Defendant's motion to dismiss is granted. Plaintiff's intentional infliction of emotional distress and invasion of privacy claims are barred by the statute of limitations. Plaintiff's negligent infliction of emotional distress claim fails to allege the necessary physical injury and thus fails to state a claim. Absent these common law claims, which if proven potentially could result in compensatory and punitive damages, plaintiff's Rehabilitation Act claim fails. Nonequitable damages are not available under § 504 of the Rehabilitation Act.

SO ORDERED.

NOTES

[1] Testing positive for the Human Immunodeficiency Virus, combined with symptoms of one or more associated ailments, is typically considered a sign of AIDSa viral disease involving the breakdown of the body's immune system. Hon. Charles R. Richey, Manual on Employment Discrimination and Civil Rights Actions in the Federal Courts (Federal Judicial Center) F1-18 (1988).

[2] Plaintiff is proceeding pro se. Accordingly, the Court is reading his complaint as liberally and broadly as possible. See Haines v. Kerner, 404 U.S. 519, 92 S. Ct. 594, 30 L. Ed. 2d 652 (1972); Brandon v. District of Columbia Board of Parole, 823 F.2d 644 (D.C.Cir.1987).

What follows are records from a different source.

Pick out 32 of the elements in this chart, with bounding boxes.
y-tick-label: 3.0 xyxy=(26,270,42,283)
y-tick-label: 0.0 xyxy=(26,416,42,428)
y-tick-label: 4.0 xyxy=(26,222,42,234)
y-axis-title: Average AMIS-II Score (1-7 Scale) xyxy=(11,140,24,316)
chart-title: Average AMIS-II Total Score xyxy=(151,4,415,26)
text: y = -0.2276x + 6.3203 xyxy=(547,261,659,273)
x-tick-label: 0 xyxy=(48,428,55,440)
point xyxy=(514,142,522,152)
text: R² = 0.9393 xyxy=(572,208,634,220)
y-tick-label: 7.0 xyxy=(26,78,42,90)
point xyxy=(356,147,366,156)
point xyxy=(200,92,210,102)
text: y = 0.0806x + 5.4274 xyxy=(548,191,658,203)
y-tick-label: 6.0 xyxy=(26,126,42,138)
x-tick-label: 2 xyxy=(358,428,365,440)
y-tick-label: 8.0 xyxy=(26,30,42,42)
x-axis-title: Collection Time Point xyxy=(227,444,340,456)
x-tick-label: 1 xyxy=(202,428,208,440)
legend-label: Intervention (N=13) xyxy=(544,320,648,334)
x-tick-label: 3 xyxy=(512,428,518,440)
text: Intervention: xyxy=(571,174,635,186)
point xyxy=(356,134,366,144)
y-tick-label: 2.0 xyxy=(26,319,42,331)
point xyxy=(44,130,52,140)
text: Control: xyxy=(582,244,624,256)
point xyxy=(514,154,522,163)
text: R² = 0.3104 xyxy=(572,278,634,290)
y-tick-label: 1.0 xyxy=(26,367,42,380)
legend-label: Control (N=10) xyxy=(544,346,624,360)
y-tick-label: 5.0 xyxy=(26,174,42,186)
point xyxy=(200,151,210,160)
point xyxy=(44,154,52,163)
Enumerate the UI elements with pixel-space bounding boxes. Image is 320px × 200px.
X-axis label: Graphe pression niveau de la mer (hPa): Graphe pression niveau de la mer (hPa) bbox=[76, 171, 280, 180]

[3] Section 504 of the Rehabilitation Act of 1973 provides in pertinent part:

"No otherwise qualified individual with handicaps in the United States, as defined in section 706(8) of this title, shall, solely by reason of her or his handicap, be excluded from the participation in, be denied the benefits of, or be subjected to discrimination under any program or activity receiving Federal financial assistance...."

29 U.S.C. § 794.

[4] Section 12-301(8) applies both to personal injury torts not set out in § 12-301(4) and all other acts for which a limitation is not otherwise specially prescribed.

The Court also notes that using this limitation breeds consistency in Rehabilitation Act claims. Parties will not have to second-guess the Court as to which statute of limitations applies.